Steven Chu, who before becoming secretary of energy in the Obama administration won a Nobel in 1997 for his work on cooling and trapping atoms as a Bell scientist, mentioned Dr. Gordon in his Nobel lecture. He said that when he once asked a colleague a sophisticated physics question, the colleague replied, "Only Jim Gordon really understands the dipole force."
But Dr. Gordon was the first to admit that nothing important in science is done in isolation, and that success always comes in the wake of others' discoveries. Just as thinking by Einstein, Bohr and Planck laid theoretical groundwork for quantum electronics -- and World War II prompted the development of technology to make it work -- Dr. Gordon helped lay the foundation for a field honored by eight subsequent Nobel Prizes to 18 individuals.
James Power Gordon, the son of a corporate lawyer, was born in Brooklyn on March 20, 1928, and grew up in Forest Hills, Queens, and Scarsdale, N.Y. He graduated from Phillips Exeter Academy and the Massachusetts Institute of Technology.

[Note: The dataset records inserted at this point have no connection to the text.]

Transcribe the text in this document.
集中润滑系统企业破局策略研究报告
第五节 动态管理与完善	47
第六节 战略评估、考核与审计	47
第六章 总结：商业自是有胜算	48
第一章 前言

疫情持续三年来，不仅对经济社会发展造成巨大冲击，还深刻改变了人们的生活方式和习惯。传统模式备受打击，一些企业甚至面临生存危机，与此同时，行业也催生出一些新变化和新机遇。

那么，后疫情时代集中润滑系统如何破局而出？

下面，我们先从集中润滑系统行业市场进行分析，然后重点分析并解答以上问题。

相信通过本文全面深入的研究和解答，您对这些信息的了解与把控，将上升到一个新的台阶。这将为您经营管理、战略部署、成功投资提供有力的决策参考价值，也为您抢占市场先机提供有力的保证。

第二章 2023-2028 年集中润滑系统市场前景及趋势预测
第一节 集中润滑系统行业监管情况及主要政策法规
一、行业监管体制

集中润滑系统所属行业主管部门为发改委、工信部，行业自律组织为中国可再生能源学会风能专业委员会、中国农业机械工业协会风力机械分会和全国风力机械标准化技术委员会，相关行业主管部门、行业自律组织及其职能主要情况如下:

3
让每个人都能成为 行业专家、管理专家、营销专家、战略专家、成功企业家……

After M.I.T. turned down his application for graduate school -- "fortunately, as it turned out," he wrote -- he went to Columbia.
In mid-1951, Dr. Townes asked Dr. Gordon to join his microwave project. Though he worried that it would hurt his doctoral dissertation if the maser did not work, Dr. Gordon said yes.

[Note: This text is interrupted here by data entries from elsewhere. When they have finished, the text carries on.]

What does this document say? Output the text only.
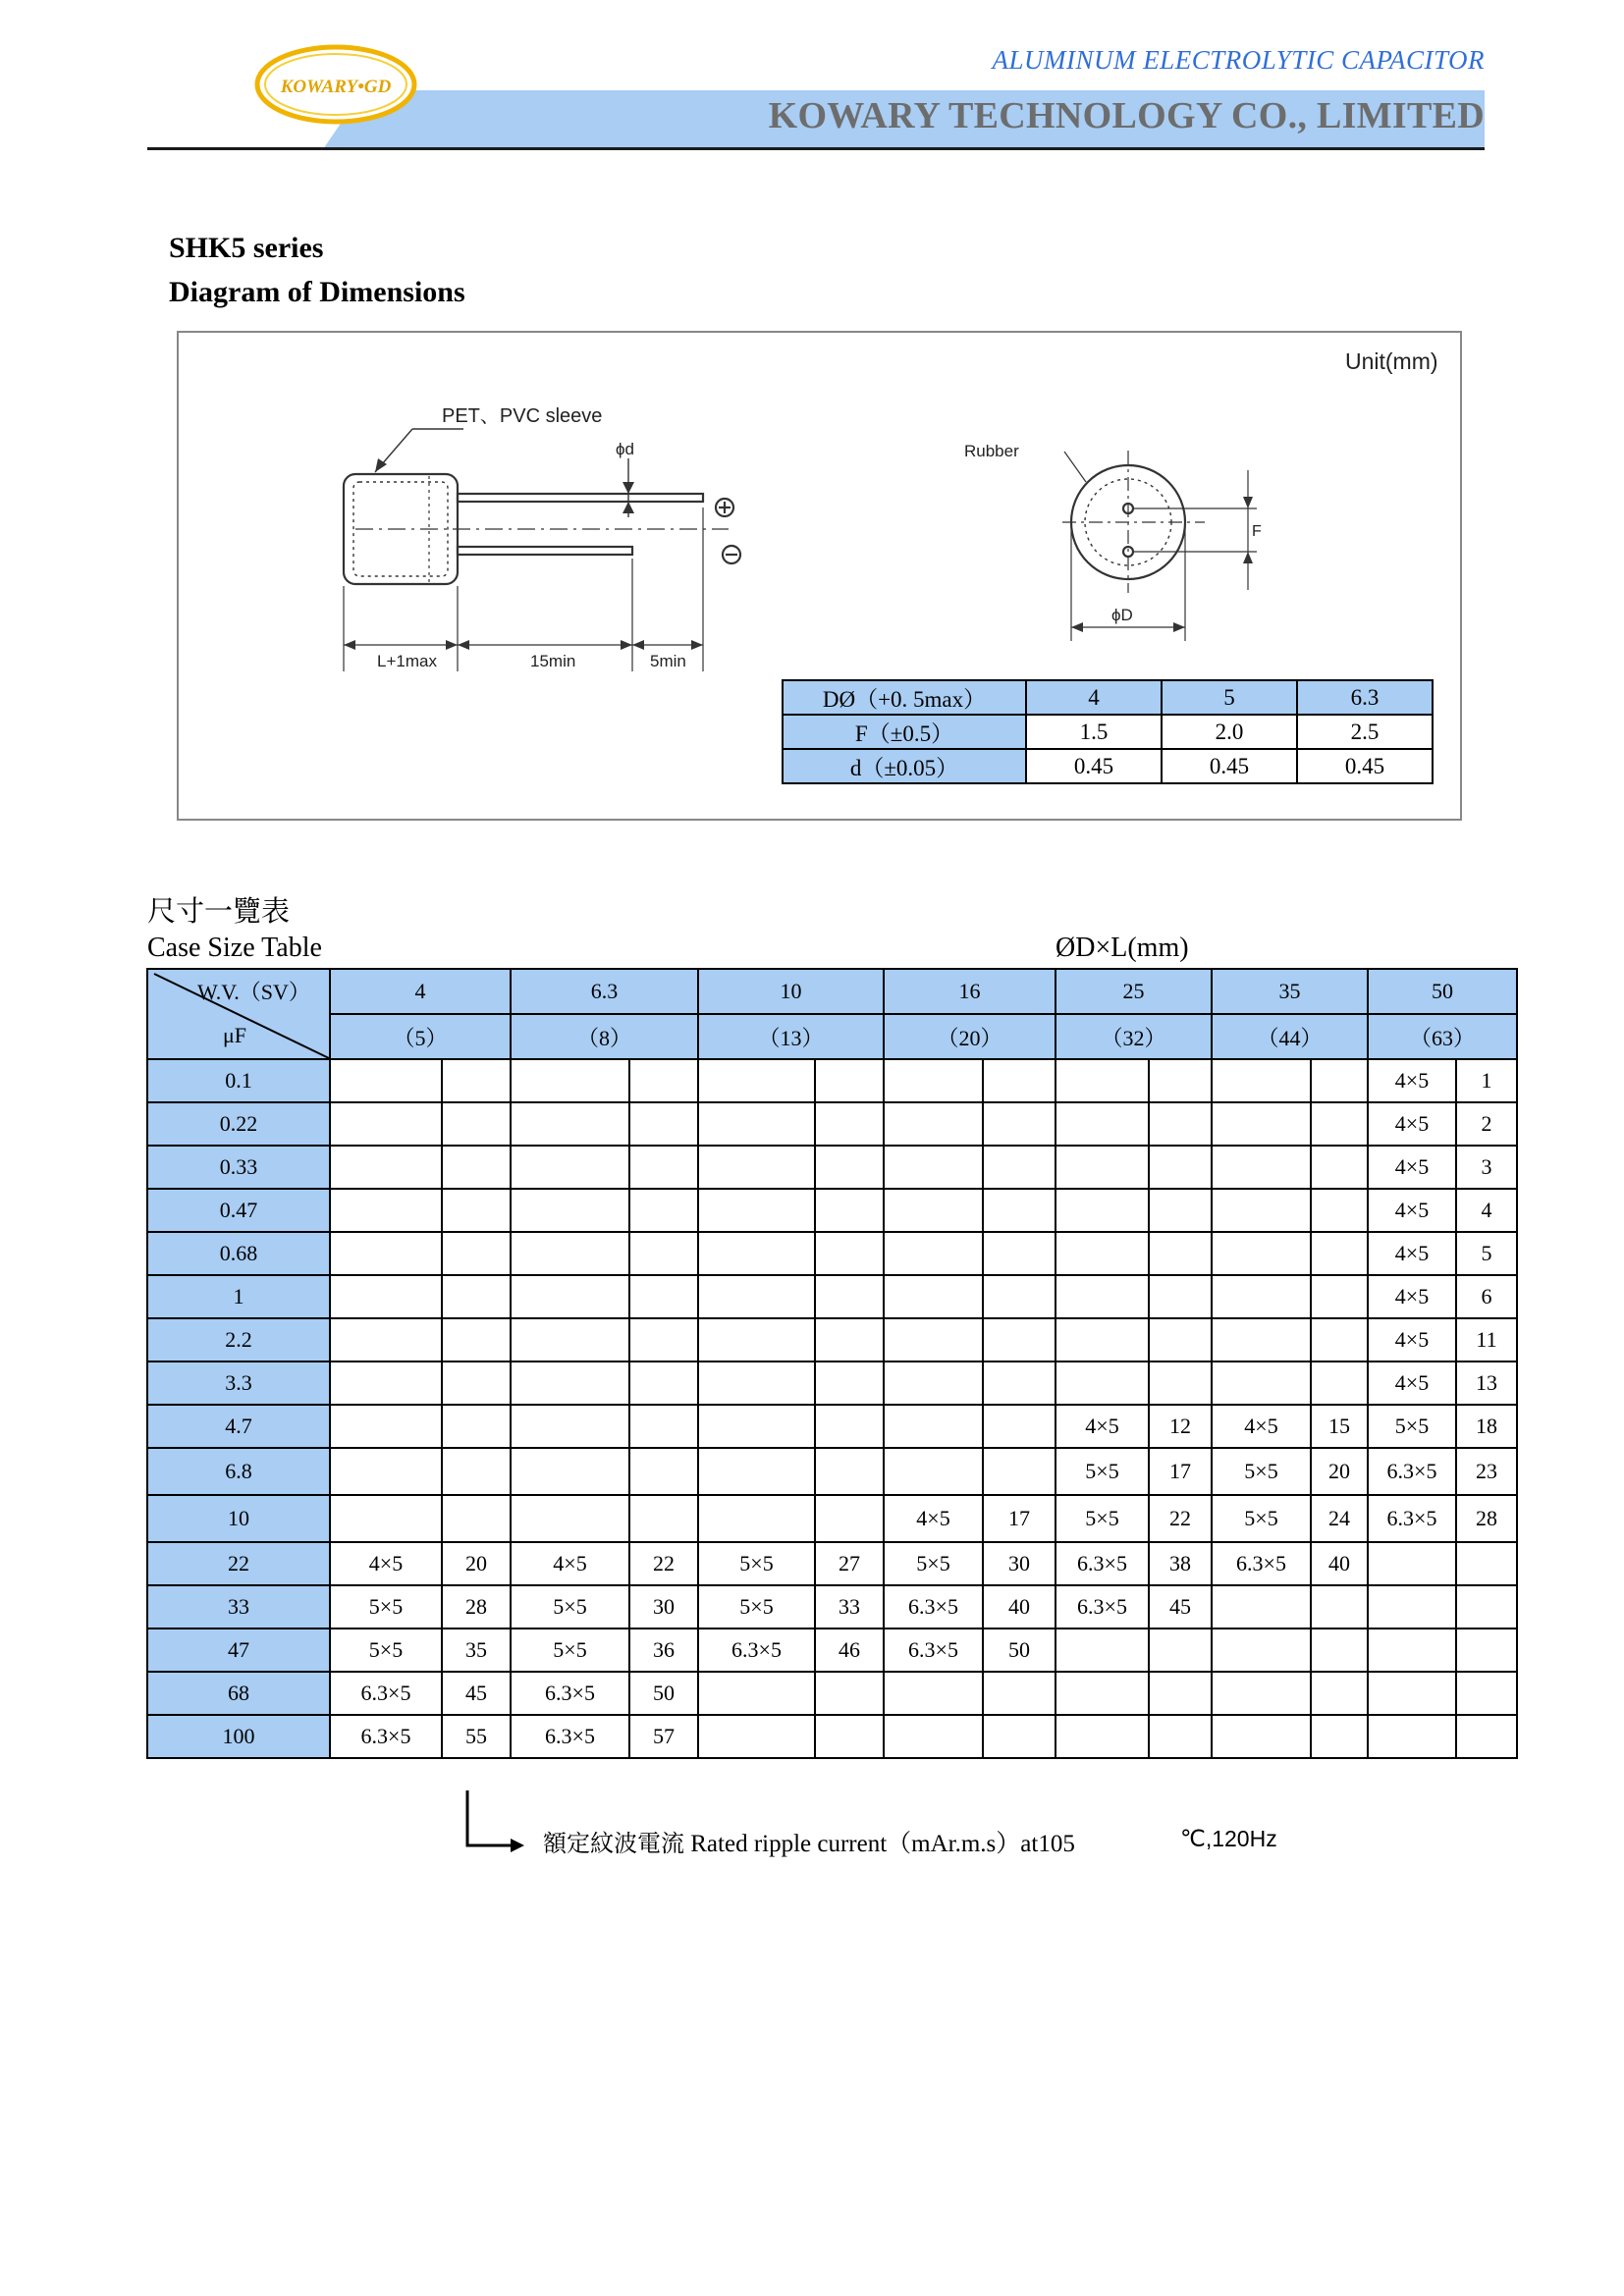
KOWARY•GD
ALUMINUM ELECTROLYTIC CAPACITOR
KOWARY TECHNOLOGY CO., LIMITED
SHK5 series
Diagram of Dimensions
Unit(mm)
PET、PVC sleeve
ϕd	Rubber
F
ϕD
L+1max	15min	5min
DØ（+0. 5max）	4	5	6.3
F（±0.5）	1.5	2.0	2.5
d（±0.05）	0.45	0.45	0.45
尺寸一覽表
Case Size Table	ØD×L(mm)
W.V.（SV）
μF	4		6.3		10		16		25		35		50	
	（5）		（8）		（13）		（20）		（32）		（44）		（63）	
0.1													4×5	1
0.22													4×5	2
0.33													4×5	3
0.47													4×5	4
0.68													4×5	5
1													4×5	6
2.2													4×5	11
3.3													4×5	13
4.7									4×5	12	4×5	15	5×5	18
6.8									5×5	17	5×5	20	6.3×5	23
10							4×5	17	5×5	22	5×5	24	6.3×5	28
22	4×5	20	4×5	22	5×5	27	5×5	30	6.3×5	38	6.3×5	40		
33	5×5	28	5×5	30	5×5	33	6.3×5	40	6.3×5	45				
47	5×5	35	5×5	36	6.3×5	46	6.3×5	50						
68	6.3×5	45	6.3×5	50										
100	6.3×5	55	6.3×5	57										
額定紋波電流 Rated ripple current（mAr.m.s）at105	℃,120Hz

The students on the team built the maser with their own hands and encountered endless practical problems. One was that the vacuum chamber enclosing the maser sprang leaks.
"We even had names for the leaks," Dr. Gordon wrote in Optics & Photonics News in 2010. "There was the necktie leak, where your tie gets sucked into the box."
Even after it was proved to work and named, Dr. Gordon wrote, some of his Columbia colleagues questioned its usefulness. One said the maser actually stood for "money acquisition scheme for expensive research."
But by 1955, newspapers were reporting that the maser could be used to keep time so well that in 300 years it would be off by less than a second. A headline in The New York Times said, "New Clock Joins World's Wonders." In 1958, The Boston Globe reported that the maser was being adapted for military use by 20 universities and electronics firms. One use was to sense missile launchings as far as 4,000 miles away.
But its largest significance was in paving the way for the laser. In 1958, Dr. Townes joined with Arthur L. Schawlow to write a paper, "Infrared and Optical Masers," that described a device to produce laser light. They received a patent for it. A Columbia graduate student, R. Gordon Gould, came up with insights on how to build it and named it. Theodore H. Maiman, a physicist with Hughes Aircraft in California, built the first operational laser in 1960.
Besides his wife, the former Susanna Poythress Bland Waldner, Dr. Gordon is survived by a son, James Jr.; two daughters, Sara Bolling Gordon and Susanna Gordon; and four grandchildren. A brother, Dr. Robert S. Gordon Jr., who coordinated AIDS research at the National Institutes of Health, died in 1985.
Dr. Gordon, who won tournaments in platform tennis, liked to wear his raccoon coat, sit on his front porch and smoke a Meerschaum pipe. One time, his wife recalled, his hair was mussed, and she asked him, "Who do you think you are, Einstein?"
"I'm closer than most people," he answered.